In recent times some private groups and individuals have claimed ownership of moon territory and some have been selling parts of their "moon estates" through "Lunar Deeds." CNN reported on Francis Williams, who calls himself the "Lunar Ambassador of the United Kingdom," and claims ownership of extensive moon estates. Mr. Williams claims he has sold 300, 000 acres of "moon land" since he founded the company MoonEstates. Anyone who purchase a piece of "moon land" from his company receives a "Lunar Deed" and a "moon map" with an "X" marking the approximate location of his extraterrestrial property.
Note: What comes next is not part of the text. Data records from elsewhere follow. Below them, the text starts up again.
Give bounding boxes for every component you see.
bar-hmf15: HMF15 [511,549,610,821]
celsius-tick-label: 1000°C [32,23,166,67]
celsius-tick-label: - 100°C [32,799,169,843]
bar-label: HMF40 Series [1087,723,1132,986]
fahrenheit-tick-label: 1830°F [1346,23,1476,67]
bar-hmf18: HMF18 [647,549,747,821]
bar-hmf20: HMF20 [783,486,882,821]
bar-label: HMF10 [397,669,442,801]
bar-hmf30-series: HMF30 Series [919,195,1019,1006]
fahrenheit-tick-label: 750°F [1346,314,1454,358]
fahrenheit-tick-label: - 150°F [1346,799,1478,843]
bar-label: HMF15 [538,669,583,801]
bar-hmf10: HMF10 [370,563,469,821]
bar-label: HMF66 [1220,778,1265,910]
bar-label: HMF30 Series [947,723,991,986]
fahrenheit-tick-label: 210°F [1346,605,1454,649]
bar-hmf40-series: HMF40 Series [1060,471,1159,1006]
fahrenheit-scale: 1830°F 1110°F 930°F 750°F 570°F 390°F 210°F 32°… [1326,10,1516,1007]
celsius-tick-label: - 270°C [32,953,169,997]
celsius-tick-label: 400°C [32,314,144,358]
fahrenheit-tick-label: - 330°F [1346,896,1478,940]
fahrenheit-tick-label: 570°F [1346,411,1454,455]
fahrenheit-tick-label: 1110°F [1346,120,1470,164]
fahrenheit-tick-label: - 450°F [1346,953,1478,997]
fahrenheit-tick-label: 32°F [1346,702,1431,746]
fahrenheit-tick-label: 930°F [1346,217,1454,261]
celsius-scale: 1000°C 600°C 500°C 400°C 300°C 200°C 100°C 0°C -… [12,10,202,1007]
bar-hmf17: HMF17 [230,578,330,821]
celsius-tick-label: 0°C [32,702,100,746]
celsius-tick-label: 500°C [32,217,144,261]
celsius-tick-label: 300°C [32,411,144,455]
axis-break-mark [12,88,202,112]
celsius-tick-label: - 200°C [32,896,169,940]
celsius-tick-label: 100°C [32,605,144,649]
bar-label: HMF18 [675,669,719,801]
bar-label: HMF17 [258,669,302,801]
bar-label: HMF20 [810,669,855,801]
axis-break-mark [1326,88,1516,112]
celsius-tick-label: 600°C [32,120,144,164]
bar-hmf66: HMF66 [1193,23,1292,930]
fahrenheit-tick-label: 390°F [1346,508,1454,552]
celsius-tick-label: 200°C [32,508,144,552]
CNN explains that holders of "Lunar Deeds" are banking on exploiting a loophole in the 1967 United Nations Outer Space Treaty which only forbids countries from owning "moon land," but says nothing about private individuals.
There is, however, an international Moon Treaty that came into force in 1984. The treaty was designed to block the legal loophole "moon land" buyers are hoping to exploit. The treaty prohibits private ownership of "extraterrestrial real estate." But fortunately for "moon land" owners, only thirteen states have ratified the agreement, excluding most of the nations in the forefront of the space race.